А когда он хочет войти в «прямые сношения» с этими покупателями, т.е. «схватить их за глотку», государство тотчас же «вмешивается», «отрывая человека от человека» (хотя дело шло не о «человеке вообще», а о рабочем и работодателе или же – чтó он постоянно смешивает – о покупателе и продавце товаров); и притом государство делает это с коварным умыслом – «встать посредине в качестве духа» (разумеется, святого духа).

«С рабочими, желающими получить бóльшую плату, обращаются, как с преступниками, лишь только они пожелают вырвать ее» (стр. 337).

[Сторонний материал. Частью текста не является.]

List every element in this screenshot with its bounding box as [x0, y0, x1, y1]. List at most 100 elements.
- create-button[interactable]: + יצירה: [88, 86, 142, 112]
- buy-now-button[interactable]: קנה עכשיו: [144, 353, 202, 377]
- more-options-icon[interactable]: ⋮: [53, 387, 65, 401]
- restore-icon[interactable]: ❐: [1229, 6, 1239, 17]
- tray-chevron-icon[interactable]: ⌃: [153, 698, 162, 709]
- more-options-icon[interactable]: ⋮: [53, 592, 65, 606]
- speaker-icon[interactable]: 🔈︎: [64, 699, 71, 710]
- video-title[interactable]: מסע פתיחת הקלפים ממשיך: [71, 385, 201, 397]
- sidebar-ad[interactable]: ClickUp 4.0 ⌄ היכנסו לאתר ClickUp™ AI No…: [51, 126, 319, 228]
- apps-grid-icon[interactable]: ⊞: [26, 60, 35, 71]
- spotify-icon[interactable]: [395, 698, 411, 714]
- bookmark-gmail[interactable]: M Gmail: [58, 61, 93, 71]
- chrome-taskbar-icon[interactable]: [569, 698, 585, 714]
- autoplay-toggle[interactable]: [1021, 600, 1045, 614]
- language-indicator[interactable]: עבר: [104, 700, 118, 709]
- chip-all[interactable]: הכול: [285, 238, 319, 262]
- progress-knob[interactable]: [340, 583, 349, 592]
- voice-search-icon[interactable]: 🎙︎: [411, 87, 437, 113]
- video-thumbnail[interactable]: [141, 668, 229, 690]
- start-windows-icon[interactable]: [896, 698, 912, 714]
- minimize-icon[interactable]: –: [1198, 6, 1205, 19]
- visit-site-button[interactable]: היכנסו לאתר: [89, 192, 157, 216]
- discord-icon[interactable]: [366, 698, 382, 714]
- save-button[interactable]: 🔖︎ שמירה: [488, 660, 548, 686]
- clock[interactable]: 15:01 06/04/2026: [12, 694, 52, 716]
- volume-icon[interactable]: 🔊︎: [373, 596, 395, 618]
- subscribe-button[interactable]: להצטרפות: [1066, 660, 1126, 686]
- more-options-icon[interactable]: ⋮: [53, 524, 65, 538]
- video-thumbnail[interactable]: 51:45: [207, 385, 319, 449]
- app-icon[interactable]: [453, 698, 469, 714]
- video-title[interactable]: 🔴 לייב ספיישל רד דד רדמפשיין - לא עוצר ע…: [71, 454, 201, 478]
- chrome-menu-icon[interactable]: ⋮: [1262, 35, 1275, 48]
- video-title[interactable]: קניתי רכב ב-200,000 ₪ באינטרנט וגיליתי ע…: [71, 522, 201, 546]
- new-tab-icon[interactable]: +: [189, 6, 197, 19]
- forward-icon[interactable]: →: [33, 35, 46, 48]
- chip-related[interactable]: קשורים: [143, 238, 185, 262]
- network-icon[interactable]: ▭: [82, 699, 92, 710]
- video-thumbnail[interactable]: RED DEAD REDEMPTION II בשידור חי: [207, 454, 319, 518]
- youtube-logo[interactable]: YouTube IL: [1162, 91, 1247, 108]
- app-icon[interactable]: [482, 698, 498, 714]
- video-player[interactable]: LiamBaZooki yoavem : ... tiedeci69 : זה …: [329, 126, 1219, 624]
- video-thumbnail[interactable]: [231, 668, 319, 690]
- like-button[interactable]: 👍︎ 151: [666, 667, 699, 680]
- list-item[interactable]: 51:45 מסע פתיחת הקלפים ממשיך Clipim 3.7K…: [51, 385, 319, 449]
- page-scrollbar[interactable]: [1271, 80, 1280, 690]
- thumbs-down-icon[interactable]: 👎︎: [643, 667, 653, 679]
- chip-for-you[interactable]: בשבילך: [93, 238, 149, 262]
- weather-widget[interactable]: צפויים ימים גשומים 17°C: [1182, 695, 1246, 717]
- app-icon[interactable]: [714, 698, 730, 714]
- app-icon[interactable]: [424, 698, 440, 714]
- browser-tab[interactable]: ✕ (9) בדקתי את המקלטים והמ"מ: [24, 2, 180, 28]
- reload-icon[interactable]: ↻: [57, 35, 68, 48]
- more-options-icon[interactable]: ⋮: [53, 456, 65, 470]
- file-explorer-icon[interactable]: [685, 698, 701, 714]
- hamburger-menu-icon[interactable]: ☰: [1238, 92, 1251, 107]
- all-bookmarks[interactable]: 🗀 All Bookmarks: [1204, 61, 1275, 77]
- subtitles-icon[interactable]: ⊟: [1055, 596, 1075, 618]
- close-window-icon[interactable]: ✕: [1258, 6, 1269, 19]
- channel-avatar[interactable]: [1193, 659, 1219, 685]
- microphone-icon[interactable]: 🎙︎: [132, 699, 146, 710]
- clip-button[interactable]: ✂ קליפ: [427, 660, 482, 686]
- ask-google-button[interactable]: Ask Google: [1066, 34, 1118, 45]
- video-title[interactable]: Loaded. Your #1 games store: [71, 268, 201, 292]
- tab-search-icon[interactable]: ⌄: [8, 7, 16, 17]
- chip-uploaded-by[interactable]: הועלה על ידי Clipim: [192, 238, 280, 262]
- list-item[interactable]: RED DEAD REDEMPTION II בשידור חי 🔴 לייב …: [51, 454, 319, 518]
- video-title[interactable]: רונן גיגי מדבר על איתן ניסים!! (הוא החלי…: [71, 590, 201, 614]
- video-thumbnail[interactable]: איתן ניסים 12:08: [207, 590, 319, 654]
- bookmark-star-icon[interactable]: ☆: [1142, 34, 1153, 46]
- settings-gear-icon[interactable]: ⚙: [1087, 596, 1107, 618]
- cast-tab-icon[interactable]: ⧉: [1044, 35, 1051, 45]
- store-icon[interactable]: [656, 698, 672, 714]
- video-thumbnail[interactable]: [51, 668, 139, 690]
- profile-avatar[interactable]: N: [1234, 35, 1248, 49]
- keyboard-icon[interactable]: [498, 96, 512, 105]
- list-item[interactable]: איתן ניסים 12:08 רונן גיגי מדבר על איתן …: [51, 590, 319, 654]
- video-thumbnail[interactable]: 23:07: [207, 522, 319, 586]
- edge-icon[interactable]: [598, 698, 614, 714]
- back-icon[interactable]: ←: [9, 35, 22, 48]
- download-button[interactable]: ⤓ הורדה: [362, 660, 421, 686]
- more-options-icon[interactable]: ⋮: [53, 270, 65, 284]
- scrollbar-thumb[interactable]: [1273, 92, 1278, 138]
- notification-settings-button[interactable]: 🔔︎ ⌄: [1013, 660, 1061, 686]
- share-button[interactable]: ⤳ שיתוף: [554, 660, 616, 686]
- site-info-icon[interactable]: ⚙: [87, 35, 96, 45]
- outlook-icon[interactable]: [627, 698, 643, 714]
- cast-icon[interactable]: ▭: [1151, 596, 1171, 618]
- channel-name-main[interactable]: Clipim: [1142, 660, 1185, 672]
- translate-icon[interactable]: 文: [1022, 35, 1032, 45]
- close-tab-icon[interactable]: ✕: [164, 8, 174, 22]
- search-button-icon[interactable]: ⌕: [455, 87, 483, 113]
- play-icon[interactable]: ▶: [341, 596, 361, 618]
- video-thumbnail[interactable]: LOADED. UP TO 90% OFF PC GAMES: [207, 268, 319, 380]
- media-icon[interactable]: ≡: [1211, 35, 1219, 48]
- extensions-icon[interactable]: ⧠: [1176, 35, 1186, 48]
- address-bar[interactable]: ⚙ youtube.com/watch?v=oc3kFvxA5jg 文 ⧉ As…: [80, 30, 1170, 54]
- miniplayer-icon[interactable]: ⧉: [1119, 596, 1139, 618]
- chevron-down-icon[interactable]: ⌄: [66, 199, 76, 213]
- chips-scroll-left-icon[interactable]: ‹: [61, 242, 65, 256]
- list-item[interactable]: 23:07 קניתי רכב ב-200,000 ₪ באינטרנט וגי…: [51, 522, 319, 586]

Здесь перед нами снова целый букет бессмыслиц. Господин Сениор мог бы не писать своих писем о заработной плате{270}, если бы он предварительно завязал «прямые сношения» со Штирнером, тем более, что в этом случае государство, конечно, не «оторвало бы человека от человека». Санчо заставляет здесь государство выступать трижды – сперва в роли «умиротворителя», затем в качестве фактора, определяющего цену, наконец в виде «духа», в виде Святого. То, что святой Санчо после достославного отождествления частной и государственной собственности заставляет государство определять также и заработную плату, – это свидетельствует столько же о его замечательной последовательности, сколько о полном незнакомстве с делами мира сего. То, что «с рабочими, которые хотят вырвать более высокую заработную плату», в Англии, Америке и Бельгии вовсе не обращаются непременно как с «преступниками» и что, наоборот, они довольно часто этой более высокой платы добиваются на деле, – это опять-таки не известный нашему святому факт, благодаря чему вся его легенда о заработной плате идет насмарку. То, что рабочие, даже если бы государство не «встало посредине», ничего бы не добились, «схватив за глотку» своих работодателей, во всяком случае добились бы гораздо меньшего, чем путем ассоциаций и забастовок, – разумеется, пока они остаются рабочими, а их противники капиталистами, – это тоже факт, который можно было наблюдать даже в Берлине. Точно так же не нуждается в доказательстве и то, что основанное на конкуренции буржуазное общество и его буржуазное государство в силу всей своей материальной основы не могут допустить между гражданами никакой иной борьбы кроме конкуренции, а как только люди начинают «хватать друг друга за глотку», общество и государство выступают не в виде «духа», а вооруженные штыками.